Wenn darunter politische Aktivisten sind, die nur die Leute instrumentalisieren wollen

WARUM gewährt man denen dann Einlass in die Kirche?

WARUM werden die, soweit aus dem Ausland, nicht abgeschoben?

Es liegt schon an den Verantwortlichen dieser Kirche hier wegen Hausfriedensbruch die Polizei zu rufen und nicht nur öffentlich dies zu bejammern.

Re: Wenn darunter politische Aktivisten sind, die nur die Leute instrumentalisieren wollen

Auch EU-Bürger aus Bayern können mit einem Aufenthaltsverbot belegt werden - oder irre ich mich da?

Re: Wenn darunter politische Aktivisten sind, die nur die Leute instrumentalisieren wollen

man zahlt ja gerne seinen kirchenbeitrag, wenn man sieht wie er gut angelegt ist, es wird einem richtig war ums herz wenn man mitbekommt wie sich die kirchenleute pflanzen lassen.

25 0

In Moscheen wären die renitenten Querulanten sicherer aufgehoben...

also bitte - einen Freifahrschein der Öffis für alle in dei richtige Richtung!

Falls geschlossen bieten sich sämtliche Büros der Grünen als Gratisübernachtungs- und "free for all" Anpischungsmedium an.

Re: In Moscheen wären die renitenten Querulanten sicherer aufgehoben...

Yep.
Eine einfache Fahrt III. Klasse Richtung Mekka.

Komische, dass sich Muslime in der kath. Kirche "sicher fühlen"

Ansonsten gilt für die Camping-Belegschaft die bewährte Formel: 1/3 Illegale, 1/3 Chaoten, 1/3 Idioten.

...eine brisante Mischung.

Und nochmals, liebe Genossen: macht doch "Hausbesetz" am Rooseveltplatz 4-5, ich möchte die Toleranzschwelle der Dauerempörten und Bessermenschen ausgelotet wissen.

Re: Komische, dass sich Muslime in der kath. Kirche "sicher fühlen"

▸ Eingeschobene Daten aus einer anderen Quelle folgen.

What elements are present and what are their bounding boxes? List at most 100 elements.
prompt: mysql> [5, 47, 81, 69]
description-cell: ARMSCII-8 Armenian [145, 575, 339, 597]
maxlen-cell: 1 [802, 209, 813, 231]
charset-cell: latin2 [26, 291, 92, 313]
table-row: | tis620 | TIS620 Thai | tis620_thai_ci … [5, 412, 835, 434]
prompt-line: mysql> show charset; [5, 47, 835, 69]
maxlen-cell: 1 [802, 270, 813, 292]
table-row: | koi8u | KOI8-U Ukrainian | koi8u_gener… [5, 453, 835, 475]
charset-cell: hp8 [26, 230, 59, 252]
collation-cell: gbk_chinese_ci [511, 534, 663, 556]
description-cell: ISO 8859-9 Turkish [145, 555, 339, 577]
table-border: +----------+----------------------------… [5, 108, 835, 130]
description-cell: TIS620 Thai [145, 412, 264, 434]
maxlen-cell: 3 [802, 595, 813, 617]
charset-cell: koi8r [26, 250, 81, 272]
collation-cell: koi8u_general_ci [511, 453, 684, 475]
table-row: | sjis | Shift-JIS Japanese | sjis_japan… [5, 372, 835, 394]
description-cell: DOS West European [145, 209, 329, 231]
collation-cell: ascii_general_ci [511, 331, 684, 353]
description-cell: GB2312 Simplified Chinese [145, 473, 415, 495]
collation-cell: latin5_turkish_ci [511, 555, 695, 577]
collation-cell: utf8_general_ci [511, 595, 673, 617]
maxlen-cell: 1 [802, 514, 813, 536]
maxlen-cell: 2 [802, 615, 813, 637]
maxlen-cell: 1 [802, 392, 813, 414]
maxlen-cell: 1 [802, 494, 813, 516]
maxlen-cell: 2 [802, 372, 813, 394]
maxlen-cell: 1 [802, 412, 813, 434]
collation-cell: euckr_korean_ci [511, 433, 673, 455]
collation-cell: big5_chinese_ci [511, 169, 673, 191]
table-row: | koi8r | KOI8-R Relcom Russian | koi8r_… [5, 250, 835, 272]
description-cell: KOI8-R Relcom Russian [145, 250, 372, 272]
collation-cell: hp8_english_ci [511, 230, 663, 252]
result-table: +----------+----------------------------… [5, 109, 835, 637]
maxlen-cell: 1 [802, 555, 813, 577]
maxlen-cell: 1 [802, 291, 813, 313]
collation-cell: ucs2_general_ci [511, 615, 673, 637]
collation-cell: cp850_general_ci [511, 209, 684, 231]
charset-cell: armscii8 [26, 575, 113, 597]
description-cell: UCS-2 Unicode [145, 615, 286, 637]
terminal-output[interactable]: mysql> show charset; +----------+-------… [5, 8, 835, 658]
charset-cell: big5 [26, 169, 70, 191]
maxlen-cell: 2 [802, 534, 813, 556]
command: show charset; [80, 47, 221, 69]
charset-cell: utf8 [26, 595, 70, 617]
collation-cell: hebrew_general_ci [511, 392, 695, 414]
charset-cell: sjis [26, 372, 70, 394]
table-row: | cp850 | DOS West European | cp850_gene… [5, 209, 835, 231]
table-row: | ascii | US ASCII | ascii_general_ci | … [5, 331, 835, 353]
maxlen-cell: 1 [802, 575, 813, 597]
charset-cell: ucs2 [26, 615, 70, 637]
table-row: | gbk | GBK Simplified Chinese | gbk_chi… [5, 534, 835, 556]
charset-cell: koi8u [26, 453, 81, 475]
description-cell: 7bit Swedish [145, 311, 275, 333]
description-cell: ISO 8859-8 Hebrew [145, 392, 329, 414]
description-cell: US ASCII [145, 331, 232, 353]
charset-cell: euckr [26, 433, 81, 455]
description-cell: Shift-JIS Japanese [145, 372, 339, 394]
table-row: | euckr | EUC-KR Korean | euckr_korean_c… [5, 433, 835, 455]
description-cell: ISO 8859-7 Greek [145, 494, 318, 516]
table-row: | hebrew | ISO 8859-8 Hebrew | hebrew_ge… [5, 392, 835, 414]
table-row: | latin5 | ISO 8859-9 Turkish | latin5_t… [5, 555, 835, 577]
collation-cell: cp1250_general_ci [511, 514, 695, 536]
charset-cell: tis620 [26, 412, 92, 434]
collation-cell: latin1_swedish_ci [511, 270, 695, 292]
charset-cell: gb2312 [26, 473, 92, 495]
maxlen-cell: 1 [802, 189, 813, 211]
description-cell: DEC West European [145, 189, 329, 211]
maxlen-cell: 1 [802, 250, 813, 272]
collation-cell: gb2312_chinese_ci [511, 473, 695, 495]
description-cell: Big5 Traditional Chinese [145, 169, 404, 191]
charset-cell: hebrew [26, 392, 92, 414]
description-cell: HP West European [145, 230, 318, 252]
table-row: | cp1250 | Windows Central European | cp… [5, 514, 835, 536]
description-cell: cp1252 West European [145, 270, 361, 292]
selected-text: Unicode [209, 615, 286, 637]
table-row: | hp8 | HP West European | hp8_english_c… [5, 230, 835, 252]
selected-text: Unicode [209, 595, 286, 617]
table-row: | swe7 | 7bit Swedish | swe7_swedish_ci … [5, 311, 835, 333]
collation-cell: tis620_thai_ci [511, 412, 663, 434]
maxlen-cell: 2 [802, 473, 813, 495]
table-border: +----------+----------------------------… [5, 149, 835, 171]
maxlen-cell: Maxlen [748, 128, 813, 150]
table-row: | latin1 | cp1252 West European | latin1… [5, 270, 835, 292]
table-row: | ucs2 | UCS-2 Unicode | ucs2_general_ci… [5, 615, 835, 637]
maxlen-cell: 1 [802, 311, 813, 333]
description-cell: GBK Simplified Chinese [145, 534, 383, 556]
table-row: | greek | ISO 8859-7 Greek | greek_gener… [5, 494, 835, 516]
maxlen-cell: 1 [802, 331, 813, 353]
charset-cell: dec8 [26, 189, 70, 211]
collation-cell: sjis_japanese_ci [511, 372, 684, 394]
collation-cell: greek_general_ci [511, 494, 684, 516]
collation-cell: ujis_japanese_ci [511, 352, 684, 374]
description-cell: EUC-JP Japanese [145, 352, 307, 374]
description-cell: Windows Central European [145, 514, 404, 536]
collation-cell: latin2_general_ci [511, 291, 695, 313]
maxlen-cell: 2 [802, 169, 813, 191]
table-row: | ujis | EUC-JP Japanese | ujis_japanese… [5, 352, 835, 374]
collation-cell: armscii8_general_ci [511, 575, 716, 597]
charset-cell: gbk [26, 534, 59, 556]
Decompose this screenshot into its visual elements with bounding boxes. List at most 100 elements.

Es haben zwar nur etwa 15 (ehemalige?) Asylwerber in der Kirche übernachtet, aber die an das Innenministerium weitergeleitete Liste umfasst 70 Personen. Aha, was für eine Inszenierung, si

Wirklich bedenklich ist, dass im Innenministerium schon mit der Prüfung der Liste begonnen wurde. Ich bin gegen eine Zwangsräumung (das löst sich mit der Zeit eh von alleine), aber noch mehr dagegen, dass den Erpressungsversuchen (schon steht Selbstmord und Hungerstreik im Raum) von Seiten einer kleinen erpresserischen Gruppe, unterstützt von der Caritas und anderen Gruppierungen, nachgegeben wird. Sollten die rechtsstaatlichen Instanzen durchlaufen worden sein, und nach der Genfer Flüchtlingskonvention kein Asylgrund vorliegen, ist diesen Personen eindeutig vom Innenministerium zu signalisieren, dass sie in Österreich kein Aufenthaltsrecht erpressen können, die Republik Österreich umgehend zu verlassen haben. Es wird nur wieder, das zeigt zumindest die Vergangenheit, eine österreichische Lösung geben, und einem Teil der Wirtschaftsmigranten wird per "Gnadenakt" aus dem Innenministerium "Asyl" gewährt werden. Kein Wunder, dass die Zahl der Asylwerber, die punktgenau aus anderen sicheren Drittstaaten den Weg nach Österreich ansteigend ist. Kaum ein anderer Staat dieser Erde würde sich auf diese Weise von einer kleinen Schar "erpressen" lassen. Und die Erpressungsaktionen, wie die teilweise unverschämten Forderungen der Asylwerber und ihrer Unterstützer zeigen, werden in Zukunft zunehmen.